Friday 12 November 2010

When all that's left is pain

Of course, the elephant in the room "is where on earth was Tony the next night?"
I was surprised by the icredible, continuing pain that engulfed me in the weeks that followed. I did not have the resources to see him through to wholeness. By resources I mean finance, space, time, personal qualities and the co-operation of those who already share my day-to-day existence. I reached a point in which I could understand why someone would chose indifference. All that was left was pain and powerlessness.
I collapsed on the kitchen floor one day, thinking I did not have any freaking leverage. I was always wanting to make my environement more abundant with life an healing, and finding that my leverage was almost non-existent. I wished I was the prime minister or something, not just an average punter. H. pointed out that if I became prime minsiter I'd be surprised by how little leverage I'd have then.

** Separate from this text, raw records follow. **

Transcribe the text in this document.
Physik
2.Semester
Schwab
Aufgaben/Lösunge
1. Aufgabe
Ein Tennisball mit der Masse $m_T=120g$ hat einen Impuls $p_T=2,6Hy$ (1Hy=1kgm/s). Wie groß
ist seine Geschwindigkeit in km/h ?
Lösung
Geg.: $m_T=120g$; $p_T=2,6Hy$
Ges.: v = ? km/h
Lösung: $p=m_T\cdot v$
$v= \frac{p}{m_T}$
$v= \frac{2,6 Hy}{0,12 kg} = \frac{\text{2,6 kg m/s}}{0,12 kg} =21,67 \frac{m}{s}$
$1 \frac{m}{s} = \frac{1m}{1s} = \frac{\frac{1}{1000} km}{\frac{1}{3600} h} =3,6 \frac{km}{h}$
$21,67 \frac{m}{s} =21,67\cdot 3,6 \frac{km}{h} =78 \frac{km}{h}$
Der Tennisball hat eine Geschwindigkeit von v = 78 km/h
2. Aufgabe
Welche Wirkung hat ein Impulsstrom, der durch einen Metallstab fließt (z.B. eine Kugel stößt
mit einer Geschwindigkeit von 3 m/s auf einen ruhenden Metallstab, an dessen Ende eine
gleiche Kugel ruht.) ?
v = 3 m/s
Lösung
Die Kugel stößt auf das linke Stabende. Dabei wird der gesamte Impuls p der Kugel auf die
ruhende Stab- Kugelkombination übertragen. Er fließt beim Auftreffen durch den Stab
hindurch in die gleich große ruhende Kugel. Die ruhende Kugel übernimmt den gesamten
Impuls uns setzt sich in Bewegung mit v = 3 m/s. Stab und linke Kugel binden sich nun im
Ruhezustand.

So I racked my brains about the sort of answers I've come across before:
1. "It's the little things that count". True enough I suppose. But the desperate state of modern capitalism is not altered in any significant way when I listen to an anxious prison visitor, watch her kids for the afternoon, or have some tea and cake with an isolated old lady. If anything, those a**hole politicians love it when I do things for free.
2. "You're not that disempowered, you're just not willing to think outside your comfortable box". True too. You could move to a new house in a new place with new people and create an environement that could and would accomodate Tony's needs for however long it's called for.
3. "You are extremely cynical for a nonprofit professional". True, I do work in the sector and have plenty of friends, colleagues and contacts who do too. It's pretty crazy that I'm not even thinking of them or their organisations. I'd need to put my cynicism to one side and phone the housing associations I actually personally know, and use my higher degree in bureaucratic hair-splitting to actually fill in some paperwork and write some references.
The answer, I think, will be a combination of the three. I know it works. I've done it. I've had my beginner's luck. My whole experience as a Christian has been characterised by brilliant beginner's luck and early experiences of success ususally followed by a sense of crippling powerlessness and a feeling that I can't possibly wing it again. But in my usual flawed sort of way, maybe I still can.